穣は、視線を向けられることは苦手ではなかったが、好んでもいなかった。

 「先輩。ちょっと、場所を変えませんか。ここじゃあ、ちょっと……」

 「場所を変えるだと?お前は場所によって心が変わるのか?」

 「そうでなくてですね……こんな往来の真ん中で、プライベートな話はするべきではないんじゃないでしょうか」

 穣がそう言うと、さっと美穂の貌から怒気が消えた。

 「そうか、なら校舎に入ればよいのだろう。ついてこい」

 くるっと踵を返して、美穂は第一校舎へ歩きはじめた。穣は一瞬、この隙をついて逃げることを考えたが、すぐに打ち消した。そうしたところでそれは問題の先送りにしかならず、むしろ放課後、たっぷりの時間をつかって説教されるかもしれない。そうなるよりかは、今この限りある朝の時間のうちに、説教を済ませておいてもらうほうが良い。穣は、嫌々、という風を満身に漂わせながら、美穂の後へ従いた。

 並んで歩いていると、この二人はかなり目立つ。二人とも背丈が高く、特に女丈夫、という感じの美穂はかなり目をひいた。なにせ美穂は、人並みよりも高い背丈を持つ穣と、それ程変わらぬ背丈を持っていた。その凛とした女丈夫が、この学校では珍しいド金髪の不良少年を連れて歩いている。そして、よくよく見ればその女丈夫は、自分たちの生徒会長なのである。好奇の目が向けられるのも、無理のないことではあった。

 「坐れ」

 正面玄関から入ってすぐに、カフェテリアがある。まだ時間が早いからか、人は一人もいない。六つ並んだテーブルのひとつに美穂は腰かけて、穣に着席を促した。言われるがまま、穣は、荷物を足許において、席に着いた。

 「何故、学校に来ない」

 すこし時間を置いたためか、美穂の声は、かなりボリュームが下がっていたが、怒気は消えていない。
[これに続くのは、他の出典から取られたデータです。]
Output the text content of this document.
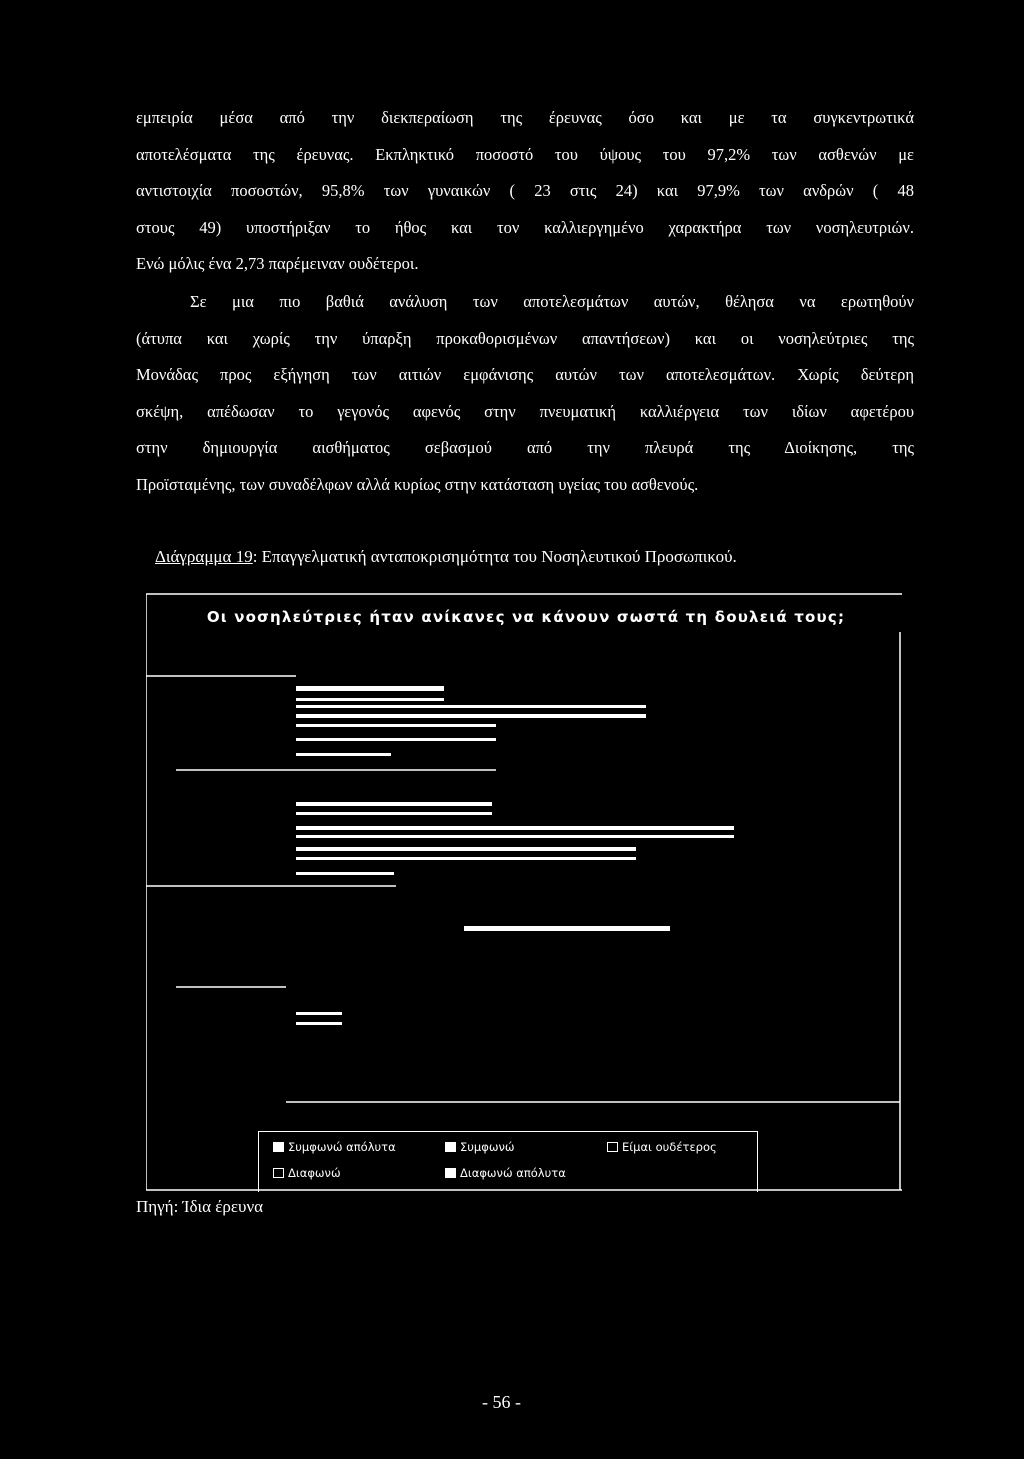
εμπειρία μέσα από την διεκπεραίωση της έρευνας όσο και με τα συγκεντρωτικά
αποτελέσματα της έρευνας. Εκπληκτικό ποσοστό του ύψους του 97,2% των ασθενών με
αντιστοιχία ποσοστών, 95,8% των γυναικών ( 23 στις 24) και 97,9% των ανδρών ( 48
στους 49) υποστήριξαν το ήθος και τον καλλιεργημένο χαρακτήρα των νοσηλευτριών.
Ενώ μόλις ένα 2,73 παρέμειναν ουδέτεροι.
Σε μια πιο βαθιά ανάλυση των αποτελεσμάτων αυτών, θέλησα να ερωτηθούν
(άτυπα και χωρίς την ύπαρξη προκαθορισμένων απαντήσεων) και οι νοσηλεύτριες της
Μονάδας προς εξήγηση των αιτιών εμφάνισης αυτών των αποτελεσμάτων. Χωρίς δεύτερη
σκέψη, απέδωσαν το γεγονός αφενός στην πνευματική καλλιέργεια των ιδίων αφετέρου
στην δημιουργία αισθήματος σεβασμού από την πλευρά της Διοίκησης, της
Προϊσταμένης, των συναδέλφων αλλά κυρίως στην κατάσταση υγείας του ασθενούς.
Διάγραμμα 19: Επαγγελματική ανταποκρισημότητα του Νοσηλευτικού Προσωπικού.
Οι νοσηλεύτριες ήταν ανίκανες να κάνουν σωστά τη δουλειά τους;
Συμφωνώ απόλυτα	Συμφωνώ	Είμαι ουδέτερος
Διαφωνώ	Διαφωνώ απόλυτα
Πηγή: Ίδια έρευνα
- 56 -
 「四回目だ。私はもう、同じことを四回も訊いている。その度、お前ははっきり答えなかったな。自分でもわからないとか、何でか行きたくないとか、ぐだぐだと言い連ねるのみだった。また、そうやってやりすごそうとする気か?」

 「いえ、そんなつもりは……」

 「しかし、今日という今日はやり過ごさせんぞ!いつもは、朝の仕事があるからどうしても長い時間話せ

なかったが、今日は違うからな。昨日渕原からのメールで、お前が今日来ることは知っていたからな。昨夜のうちに今朝の仕事は全部済ませてある!始業までは……あと一時間くらいか。それまで席を離れられると思うな!」

 「……はい」

 声の調子は、もう元通り大きくなっている。穣は、もう30分早く家を出るんだったと、心中悔やんだ。